Ok, I repeated my test from a couple nights ago, so I'll share it here. Just remember, you asked for it.
I have a new kitchen knife I received for Christmas from my wife. I marked a 3" section of the blade so it would at least have that as similar to the test knives in the rest of the thread. I sharpened it on a 220 grit Norton water stone, followed by 1000 grit King and then the medium 204 (Sharpmaker) rods at a back bevel of 17, and final microbevel of 20 degrees per side. The edge would whittle hair off the medium stones.
I made 300 cuts into the poly cutting board I wanted to use, as I don't have any lumber around for a cutting board. I did this just to see what would happen to the edge. These were rocking cut, chef's style slices, as though dicing up a bell pepper. After these cuts, the edge would still whittle a beard hair. This knife has been used and at this point I found a small chip/dent in the edge in the area used for testing. I wasn't going to sharpen it out at this point, so off to the cutting board.

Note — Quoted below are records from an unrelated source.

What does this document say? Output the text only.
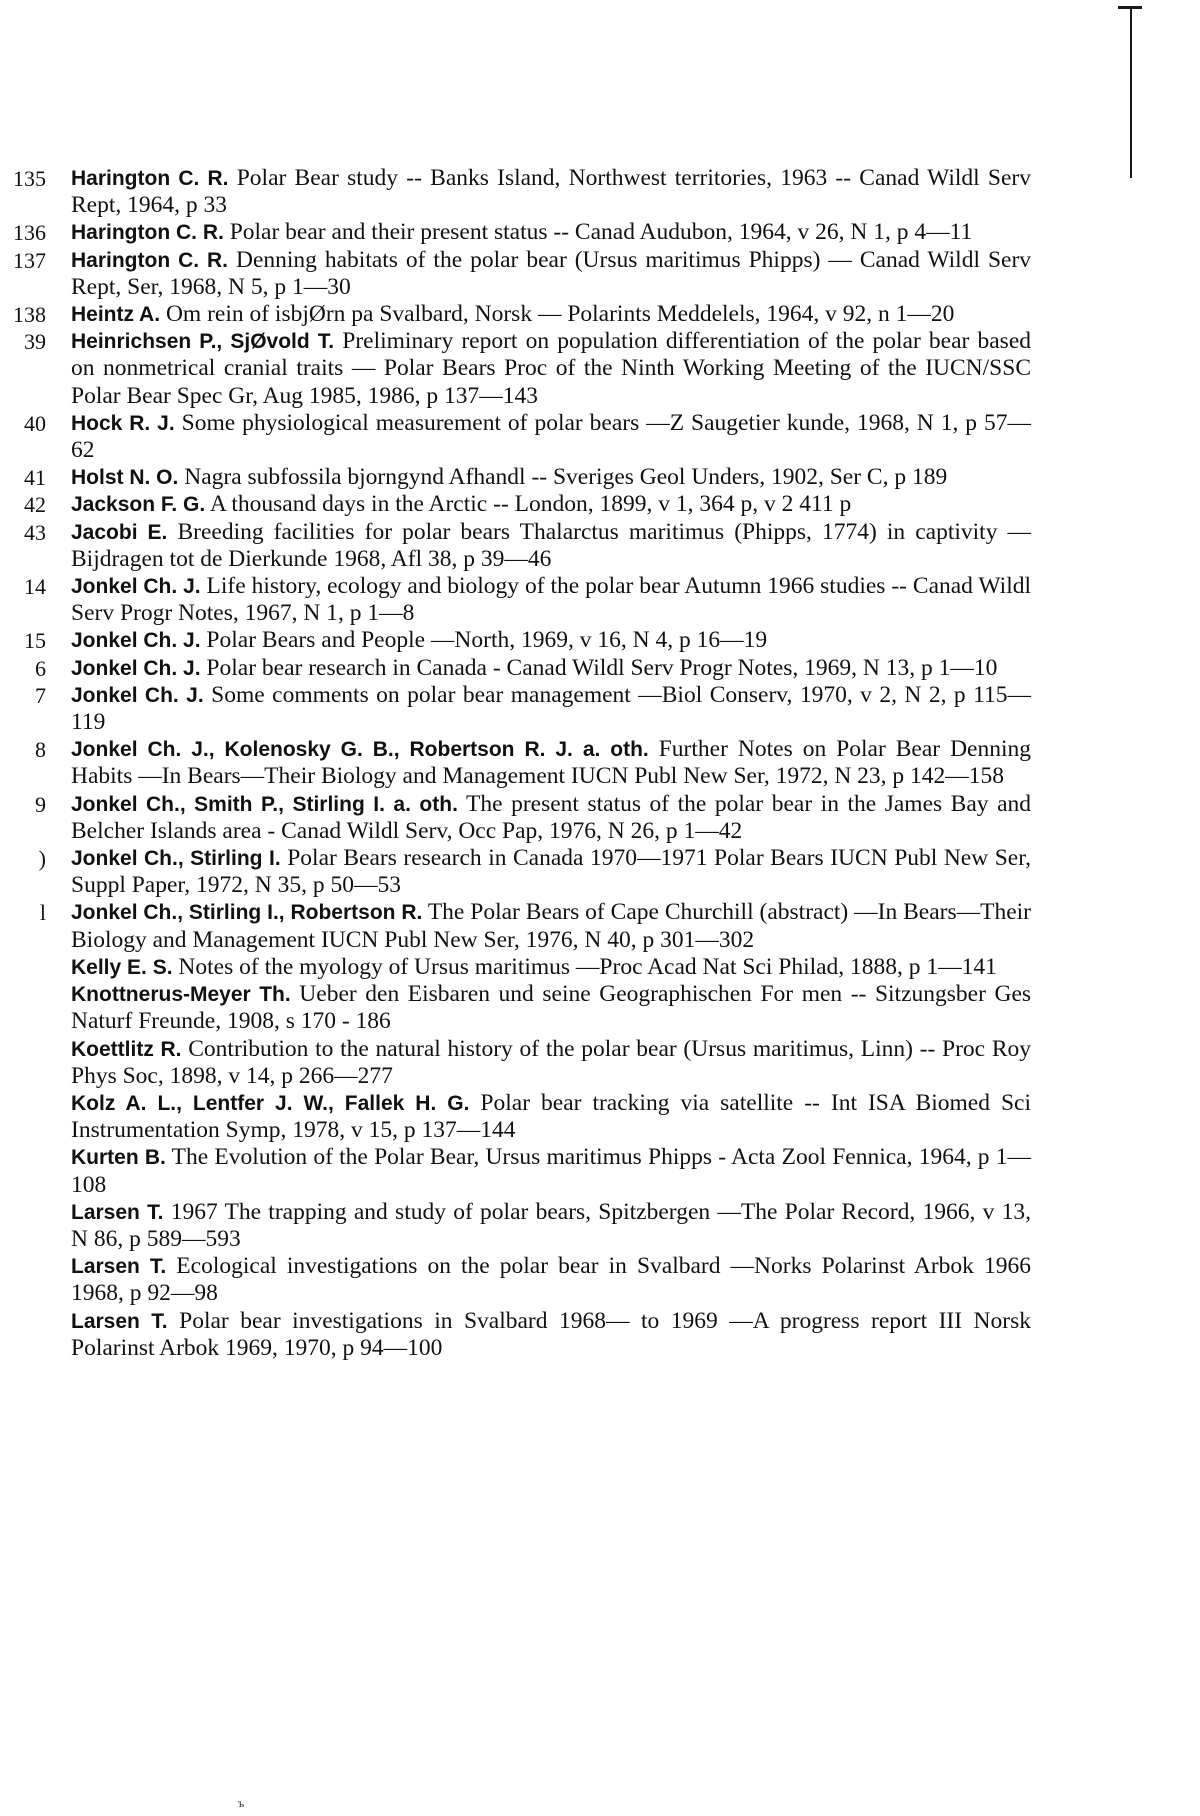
135 Harington C. R. Polar Bear study -- Banks Island, Northwest territories, 1963 -- Canad Wildl Serv Rept, 1964, p 33

136 Harington C. R. Polar bear and their present status -- Canad Audubon, 1964, v 26, N 1, p 4—11

137 Harington C. R. Denning habitats of the polar bear (Ursus maritimus Phipps) — Canad Wildl Serv Rept, Ser, 1968, N 5, p 1—30

138 Heintz A. Om rein of isbjØrn pa Svalbard, Norsk — Polarints Meddelels, 1964, v 92, n 1—20

39 Heinrichsen P., SjØvold T. Preliminary report on population differentiation of the polar bear based on nonmetrical cranial traits — Polar Bears Proc of the Ninth Working Meeting of the IUCN/SSC Polar Bear Spec Gr, Aug 1985, 1986, p 137—143

40 Hock R. J. Some physiological measurement of polar bears —Z Saugetier kunde, 1968, N 1, p 57—62

41 Holst N. O. Nagra subfossila bjorngynd Afhandl -- Sveriges Geol Unders, 1902, Ser C, p 189

42 Jackson F. G. A thousand days in the Arctic -- London, 1899, v 1, 364 p, v 2 411 p

43 Jacobi E. Breeding facilities for polar bears Thalarctus maritimus (Phipps, 1774) in captivity — Bijdragen tot de Dierkunde 1968, Afl 38, p 39—46

14 Jonkel Ch. J. Life history, ecology and biology of the polar bear Autumn 1966 studies -- Canad Wildl Serv Progr Notes, 1967, N 1, p 1—8

15 Jonkel Ch. J. Polar Bears and People —North, 1969, v 16, N 4, p 16—19

6 Jonkel Ch. J. Polar bear research in Canada - Canad Wildl Serv Progr Notes, 1969, N 13, p 1—10

7 Jonkel Ch. J. Some comments on polar bear management —Biol Conserv, 1970, v 2, N 2, p 115—119

8 Jonkel Ch. J., Kolenosky G. B., Robertson R. J. a. oth. Further Notes on Polar Bear Denning Habits —In Bears—Their Biology and Management IUCN Publ New Ser, 1972, N 23, p 142—158

9 Jonkel Ch., Smith P., Stirling I. a. oth. The present status of the polar bear in the James Bay and Belcher Islands area - Canad Wildl Serv, Occ Pap, 1976, N 26, p 1—42

) Jonkel Ch., Stirling I. Polar Bears research in Canada 1970—1971 Polar Bears IUCN Publ New Ser, Suppl Paper, 1972, N 35, p 50—53

l Jonkel Ch., Stirling I., Robertson R. The Polar Bears of Cape Churchill (abstract) —In Bears—Their Biology and Management IUCN Publ New Ser, 1976, N 40, p 301—302

Kelly E. S. Notes of the myology of Ursus maritimus —Proc Acad Nat Sci Philad, 1888, p 1—141

Knottnerus-Meyer Th. Ueber den Eisbaren und seine Geographischen For men -- Sitzungsber Ges Naturf Freunde, 1908, s 170 - 186

Koettlitz R. Contribution to the natural history of the polar bear (Ursus maritimus, Linn) -- Proc Roy Phys Soc, 1898, v 14, p 266—277

Kolz A. L., Lentfer J. W., Fallek H. G. Polar bear tracking via satellite -- Int ISA Biomed Sci Instrumentation Symp, 1978, v 15, p 137—144

Kurten B. The Evolution of the Polar Bear, Ursus maritimus Phipps - Acta Zool Fennica, 1964, p 1—108

Larsen T. 1967 The trapping and study of polar bears, Spitzbergen —The Polar Record, 1966, v 13, N 86, p 589—593

Larsen T. Ecological investigations on the polar bear in Svalbard —Norks Polarinst Arbok 1966 1968, p 92—98

Larsen T. Polar bear investigations in Svalbard 1968— to 1969 —A progress report III Norsk Polarinst Arbok 1969, 1970, p 94—100

ъ
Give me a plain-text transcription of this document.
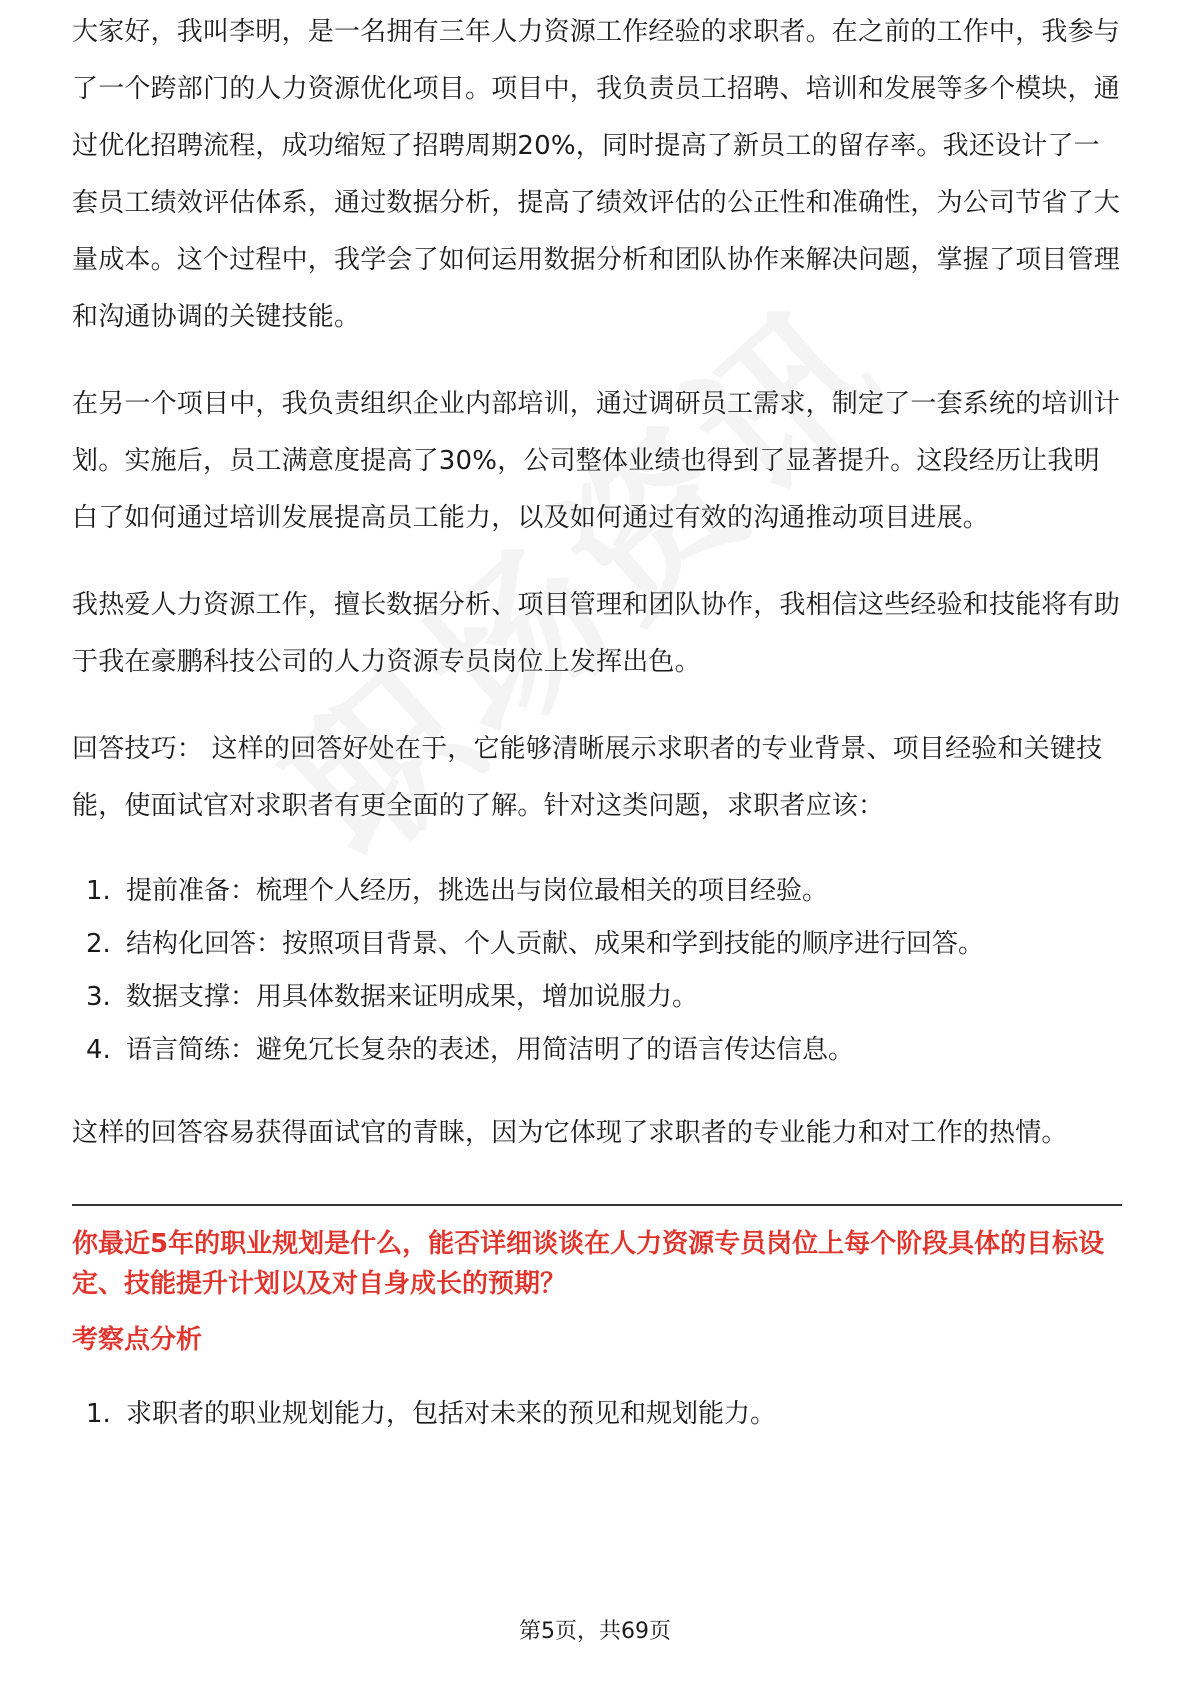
大家好，我叫李明，是一名拥有三年人力资源工作经验的求职者。在之前的工作中，我参与了一个跨部门的人力资源优化项目。项目中，我负责员工招聘、培训和发展等多个模块，通过优化招聘流程，成功缩短了招聘周期20%，同时提高了新员工的留存率。我还设计了一套员工绩效评估体系，通过数据分析，提高了绩效评估的公正性和准确性，为公司节省了大量成本。这个过程中，我学会了如何运用数据分析和团队协作来解决问题，掌握了项目管理和沟通协调的关键技能。

在另一个项目中，我负责组织企业内部培训，通过调研员工需求，制定了一套系统的培训计划。实施后，员工满意度提高了30%，公司整体业绩也得到了显著提升。这段经历让我明白了如何通过培训发展提高员工能力，以及如何通过有效的沟通推动项目进展。

我热爱人力资源工作，擅长数据分析、项目管理和团队协作，我相信这些经验和技能将有助于我在豪鹏科技公司的人力资源专员岗位上发挥出色。

回答技巧： 这样的回答好处在于，它能够清晰展示求职者的专业背景、项目经验和关键技能，使面试官对求职者有更全面的了解。针对这类问题，求职者应该：

1. 提前准备：梳理个人经历，挑选出与岗位最相关的项目经验。
2. 结构化回答：按照项目背景、个人贡献、成果和学到技能的顺序进行回答。
3. 数据支撑：用具体数据来证明成果，增加说服力。
4. 语言简练：避免冗长复杂的表述，用简洁明了的语言传达信息。

这样的回答容易获得面试官的青睐，因为它体现了求职者的专业能力和对工作的热情。

你最近5年的职业规划是什么，能否详细谈谈在人力资源专员岗位上每个阶段具体的目标设定、技能提升计划以及对自身成长的预期？
考察点分析
1. 求职者的职业规划能力，包括对未来的预见和规划能力。
第5页，共69页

I began cutting 3/8" hemp rope from Lowe's, in sets of 20. Each time I alternated the direction of the slice, heel to tip for 20, tip to heel for 20. I tested all the way up to 400 cuts, testing for paper slicing after each 100 cuts. After 400, it would still slice paper cleanly on the first try. There was some snagging at the damaged area, and the chip/dent appeared to be a bit larger, but the rest of the edge cut paper no problem.
So tonight I removed the chip, resharpened the edge on just the 1000 King stone and 204. Then I repeated the rope cutting portion of the test. After 425 cuts, I still got clean slices in paper, both with and across the grain of the paper (top to bottom/side to side). Here is where my results differ pretty greatly. This knife is part of a set that cost $50. I'm guessing the steel is something like 5Cr13MoV or 440A or something, I don't know and it's not marked. I'm going to leave the edge as it is and continue, just to see how far it goes.